F. Air Yang Terkena Najis
Mengenai air yang terkena najis ini ada dua macam keadaan, yaitu:
Pertama: Jika najis yang mengenai air itu merubah rasa, warna atau baunya. Menurut kesepakatan para ulama, air yang berada dalam kondisi seperti itu tidak boleh dipergunakan untuk bersuci.
Kedua: Jika air masih tetap dalam keadaansuci dan mensucikan, dimana salah satu dari ketiga sifatnya (rasa, warna dan
bau) itu tidak ada yang berubah. Pada keadaan seperti ini, air tetap suci dan
mensucikan. Dalil yang menjadi landasannya adalah hadits dari Abu Hurairah Radhiyallahu Anhu, dimana ia menceritakan:
قَامَ أَعْرَابِيُّ فَبَالَ فِي الْمَسْجِدِ، فَقَامَ إِلَيْهِ النَّاسُ لِيُقَعُوا بِهِ، فَقَالَ النَّبِيُّ ، دَعُوهُ وَأَرِيْقُوْا عَلَى بَوْلِهِ سَحْلاً مِنْ مَاءٍ، أَوْ ذُنُوبًا مِنْ مَاءٍ فَإِنَّمَا بُعِثْتُمْ مُيَسْرِينَ وَلَمْ تُبْعَثُوا مُعَسِّرِينَ. ورواه الجماعة إلا مسلم الله
"Ada seorang badui yang kencing di masjid. Lalu para sahabat berdiri menghampiri badui tersebut untuk memarahinya. Akan tetapi, Nabi melarang para shahabat dengan berkata: Biarkanlah ia, dan siramlah
air kencingnya itu dengan satu ember atau satu geribah. Karena sesungguhnya kalian diutus untuk memberi kemudahan bukan untuk mempersulit." (HR. Jama'ah, kecuali Imam Muslim)
Juga hadits dari Abu Sa'id Al-Khudri Radhiyallahu Anhu, dia berkata:
قِيلَ يَا رَسُولَ اللَّهِ أَنتَوَضَأَ مِنْ بشر بُضَاعَةَ؟ فَقَالَ : الْمَاء طَهُورٌ لا يُنَجِّسُهُ شيء. ورواه أحمد والشافعي وأبو داود والنسائي والترمذي
"Pernah ditanyakan kepada Rasulullah: Wahai Rasulullah, apakah kita akan berwudhu' dengan air sumur Bidha'ah (salah satu sumur yang ada di kota Madinah yang biasa digunakan untuk membuang kain bekas pembalut wanita, daging anjing serta kotoran-kotoran lain,)? Beliau menjawab: Air itu suci dan mensucikan, tidak dinajiskan oleh sesuatu apapun." (HR. Ahmad, Asy-Syafi'i, Abu Dawud, An-Nasa'i dan At-Tirmidzi)

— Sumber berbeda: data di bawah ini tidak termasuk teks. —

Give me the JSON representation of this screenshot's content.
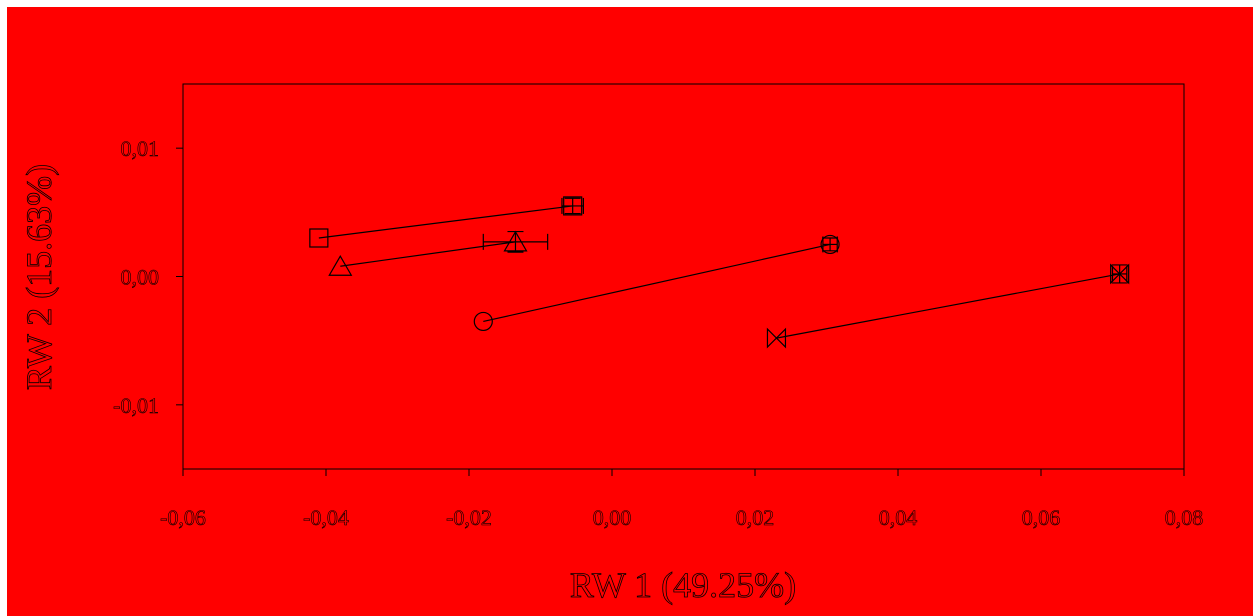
{
  "colors": {
    "background": "#ff0000",
    "ink": "#000000"
  },
  "chart_data": {
    "type": "scatter",
    "title": "",
    "xlabel": "RW 1 (49.25%)",
    "ylabel": "RW 2 (15.63%)",
    "xlim": [
      -0.06,
      0.08
    ],
    "ylim": [
      -0.015,
      0.015
    ],
    "xticks": [
      -0.06,
      -0.04,
      -0.02,
      0.0,
      0.02,
      0.04,
      0.06,
      0.08
    ],
    "yticks": [
      -0.01,
      0.0,
      0.01
    ],
    "xtick_labels": [
      "-0,06",
      "-0,04",
      "-0,02",
      "0,00",
      "0,02",
      "0,04",
      "0,06",
      "0,08"
    ],
    "ytick_labels": [
      "-0,01",
      "0,00",
      "0,01"
    ],
    "grid": false,
    "legend": false,
    "series": [
      {
        "marker": "square",
        "points": [
          {
            "x": -0.041,
            "y": 0.003
          },
          {
            "x": -0.0055,
            "y": 0.0055,
            "xerr": 0.0015,
            "yerr": 0.0006
          }
        ]
      },
      {
        "marker": "triangle",
        "points": [
          {
            "x": -0.038,
            "y": 0.0008
          },
          {
            "x": -0.0135,
            "y": 0.0027,
            "xerr": 0.0045,
            "yerr": 0.0008
          }
        ]
      },
      {
        "marker": "circle",
        "points": [
          {
            "x": -0.018,
            "y": -0.0035
          },
          {
            "x": 0.0305,
            "y": 0.0025,
            "xerr": 0.001,
            "yerr": 0.0005
          }
        ]
      },
      {
        "marker": "bowtie",
        "points": [
          {
            "x": 0.023,
            "y": -0.0048
          },
          {
            "x": 0.071,
            "y": 0.0002,
            "xerr": 0.001,
            "yerr": 0.0007
          }
        ]
      }
    ]
  }
}
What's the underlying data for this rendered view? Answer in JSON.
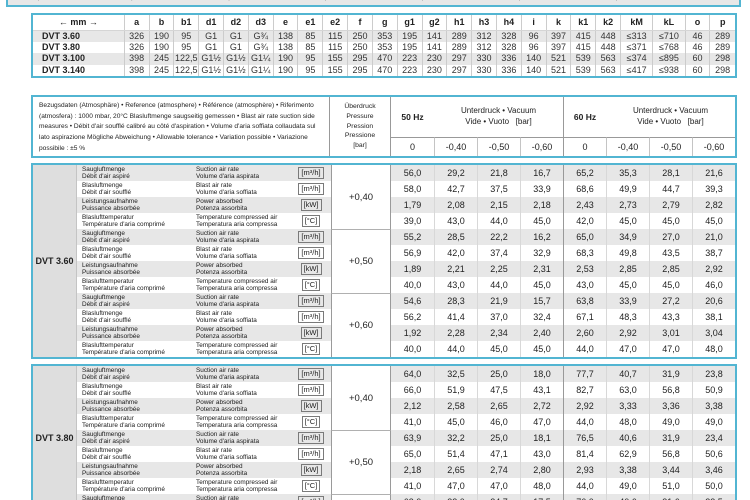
{
  "colors": {
    "table_border": "#52b5d2",
    "row_stripe": "#e7e7e7",
    "model_column_bg": "#dedede"
  },
  "clipped_top_table": {
    "fragments": [
      "1,5",
      "5,5",
      "16,5",
      "11,5",
      "21,5",
      "12,5",
      "16,5",
      "86"
    ]
  },
  "dimensions_table": {
    "unit_header": "← mm →",
    "columns": [
      "a",
      "b",
      "b1",
      "d1",
      "d2",
      "d3",
      "e",
      "e1",
      "e2",
      "f",
      "g",
      "g1",
      "g2",
      "h1",
      "h3",
      "h4",
      "i",
      "k",
      "k1",
      "k2",
      "kM",
      "kL",
      "o",
      "p"
    ],
    "rows": [
      {
        "model": "DVT 3.60",
        "values": [
          "326",
          "190",
          "95",
          "G1",
          "G1",
          "G¾",
          "138",
          "85",
          "115",
          "250",
          "353",
          "195",
          "141",
          "289",
          "312",
          "328",
          "96",
          "397",
          "415",
          "448",
          "≤313",
          "≤710",
          "46",
          "289"
        ]
      },
      {
        "model": "DVT 3.80",
        "values": [
          "326",
          "190",
          "95",
          "G1",
          "G1",
          "G¾",
          "138",
          "85",
          "115",
          "250",
          "353",
          "195",
          "141",
          "289",
          "312",
          "328",
          "96",
          "397",
          "415",
          "448",
          "≤371",
          "≤768",
          "46",
          "289"
        ]
      },
      {
        "model": "DVT 3.100",
        "values": [
          "398",
          "245",
          "122,5",
          "G1½",
          "G1½",
          "G1¼",
          "190",
          "95",
          "155",
          "295",
          "470",
          "223",
          "230",
          "297",
          "330",
          "336",
          "140",
          "521",
          "539",
          "563",
          "≤374",
          "≤895",
          "60",
          "298"
        ]
      },
      {
        "model": "DVT 3.140",
        "values": [
          "398",
          "245",
          "122,5",
          "G1½",
          "G1½",
          "G1¼",
          "190",
          "95",
          "155",
          "295",
          "470",
          "223",
          "230",
          "297",
          "330",
          "336",
          "140",
          "521",
          "539",
          "563",
          "≤417",
          "≤938",
          "60",
          "298"
        ]
      }
    ]
  },
  "performance": {
    "reference_notes": [
      "Bezugsdaten (Atmosphäre) • Reference (atmosphere) • Référence (atmosphère) • Riferimento (atmosfera) : 1000 mbar, 20°C",
      "Blasluftmenge saugseitig gemessen • Blast air rate suction side measures • Débit d'air soufflé calibré au côté d'aspiration • Volume d'aria soffiata collaudata sul lato aspirazione",
      "Mögliche Abweichung • Allowable tolerance • Variation possible • Variazione possibile : ±5 %"
    ],
    "pressure_column": [
      "Überdruck",
      "Pressure",
      "Pression",
      "Pressione",
      "[bar]"
    ],
    "frequency_groups": [
      {
        "label": "50 Hz",
        "vacuum_line1": "Unterdruck • Vacuum",
        "vacuum_line2": "Vide • Vuoto   [bar]"
      },
      {
        "label": "60 Hz",
        "vacuum_line1": "Unterdruck • Vacuum",
        "vacuum_line2": "Vide • Vuoto   [bar]"
      }
    ],
    "vacuum_levels": [
      "0",
      "-0,40",
      "-0,50",
      "-0,60",
      "0",
      "-0,40",
      "-0,50",
      "-0,60"
    ],
    "row_labels": [
      {
        "line1": "Saugluftmenge",
        "line2": "Débit d'air aspiré",
        "line3": "Suction air rate",
        "line4": "Volume d'aria aspirata",
        "unit": "[m³/h]"
      },
      {
        "line1": "Blasluftmenge",
        "line2": "Débit d'air soufflé",
        "line3": "Blast air rate",
        "line4": "Volume d'aria soffiata",
        "unit": "[m³/h]"
      },
      {
        "line1": "Leistungsaufnahme",
        "line2": "Puissance absorbée",
        "line3": "Power absorbed",
        "line4": "Potenza assorbita",
        "unit": "[kW]"
      },
      {
        "line1": "Blaslufttemperatur",
        "line2": "Température d'aria comprimé",
        "line3": "Temperature compressed air",
        "line4": "Temperatura aria compressa",
        "unit": "[°C]"
      }
    ],
    "sections": [
      {
        "model": "DVT 3.60",
        "blocks": [
          {
            "pressure": "+0,40",
            "rows": [
              [
                "56,0",
                "29,2",
                "21,8",
                "16,7",
                "65,2",
                "35,3",
                "28,1",
                "21,6"
              ],
              [
                "58,0",
                "42,7",
                "37,5",
                "33,9",
                "68,6",
                "49,9",
                "44,7",
                "39,3"
              ],
              [
                "1,79",
                "2,08",
                "2,15",
                "2,18",
                "2,43",
                "2,73",
                "2,79",
                "2,82"
              ],
              [
                "39,0",
                "43,0",
                "44,0",
                "45,0",
                "42,0",
                "45,0",
                "45,0",
                "45,0"
              ]
            ]
          },
          {
            "pressure": "+0,50",
            "rows": [
              [
                "55,2",
                "28,5",
                "22,2",
                "16,2",
                "65,0",
                "34,9",
                "27,0",
                "21,0"
              ],
              [
                "56,9",
                "42,0",
                "37,4",
                "32,9",
                "68,3",
                "49,8",
                "43,5",
                "38,7"
              ],
              [
                "1,89",
                "2,21",
                "2,25",
                "2,31",
                "2,53",
                "2,85",
                "2,85",
                "2,92"
              ],
              [
                "40,0",
                "43,0",
                "44,0",
                "45,0",
                "43,0",
                "45,0",
                "45,0",
                "46,0"
              ]
            ]
          },
          {
            "pressure": "+0,60",
            "rows": [
              [
                "54,6",
                "28,3",
                "21,9",
                "15,7",
                "63,8",
                "33,9",
                "27,2",
                "20,6"
              ],
              [
                "56,2",
                "41,4",
                "37,0",
                "32,4",
                "67,1",
                "48,3",
                "43,3",
                "38,1"
              ],
              [
                "1,92",
                "2,28",
                "2,34",
                "2,40",
                "2,60",
                "2,92",
                "3,01",
                "3,04"
              ],
              [
                "40,0",
                "44,0",
                "45,0",
                "45,0",
                "44,0",
                "47,0",
                "47,0",
                "48,0"
              ]
            ]
          }
        ]
      },
      {
        "model": "DVT 3.80",
        "blocks": [
          {
            "pressure": "+0,40",
            "rows": [
              [
                "64,0",
                "32,5",
                "25,0",
                "18,0",
                "77,7",
                "40,7",
                "31,9",
                "23,8"
              ],
              [
                "66,0",
                "51,9",
                "47,5",
                "43,1",
                "82,7",
                "63,0",
                "56,8",
                "50,9"
              ],
              [
                "2,12",
                "2,58",
                "2,65",
                "2,72",
                "2,92",
                "3,33",
                "3,36",
                "3,38"
              ],
              [
                "41,0",
                "45,0",
                "46,0",
                "47,0",
                "44,0",
                "48,0",
                "49,0",
                "49,0"
              ]
            ]
          },
          {
            "pressure": "+0,50",
            "rows": [
              [
                "63,9",
                "32,2",
                "25,0",
                "18,1",
                "76,5",
                "40,6",
                "31,9",
                "23,4"
              ],
              [
                "65,0",
                "51,4",
                "47,1",
                "43,0",
                "81,4",
                "62,9",
                "56,8",
                "50,6"
              ],
              [
                "2,18",
                "2,65",
                "2,74",
                "2,80",
                "2,93",
                "3,38",
                "3,44",
                "3,46"
              ],
              [
                "41,0",
                "47,0",
                "47,0",
                "48,0",
                "44,0",
                "49,0",
                "51,0",
                "50,0"
              ]
            ]
          },
          {
            "pressure": "",
            "rows": [
              [
                "63,0",
                "32,0",
                "24,7",
                "17,5",
                "76,0",
                "40,6",
                "31,6",
                "23,5"
              ]
            ]
          }
        ]
      }
    ]
  }
}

Mengenai hadits ini, Imam At-Tirmidzi mengatakan berstatus hasan. Sedangkan Imam Ahmad mengatakan, bahwa hadits mengenai sumur Bidha'ah ini berstatus shahih dan dishahihkan oleh Yahya bin Ma'in serta Abu Muhammad bin Hazm.
G. Air Yang Jumlahnya Mencapai Dua Kullah
Ada hadits dari Abdullah bin Umar Radhiyallahu Anhu, bahwa Nabi Shallallahu Alaihi wa Sallam pernah bersabda:
"Apabila jumlah air itu mencapai jumlah dua kullah," maka air itu tidak mengandung kotoran (tidak najis)." (HR. Khamsah)
Sanad dan matan hadits ini berstatus mudhtharib (kontradiksi, diragukan). Di dalam muqaddimah (pendahuluan) kitabnya, Ibnu Abdil Barri mengatakan: "Yang menjadi landasan dari pendapat Imam Asy-Syafi'i mengenai hadits dua kullah ini merupakan pendapat yang lemah dari sisi teori dan tidak permanen dari sisi atsar. Kemudian Imam Asy-Syafi'i Rahimahullah telah menetapkan air yang tidak menjadi najis karena terkena atau bercampur benda najis, yaitu selama tidak berubah sifatnya sebanyak dua kullah atau lima geribah."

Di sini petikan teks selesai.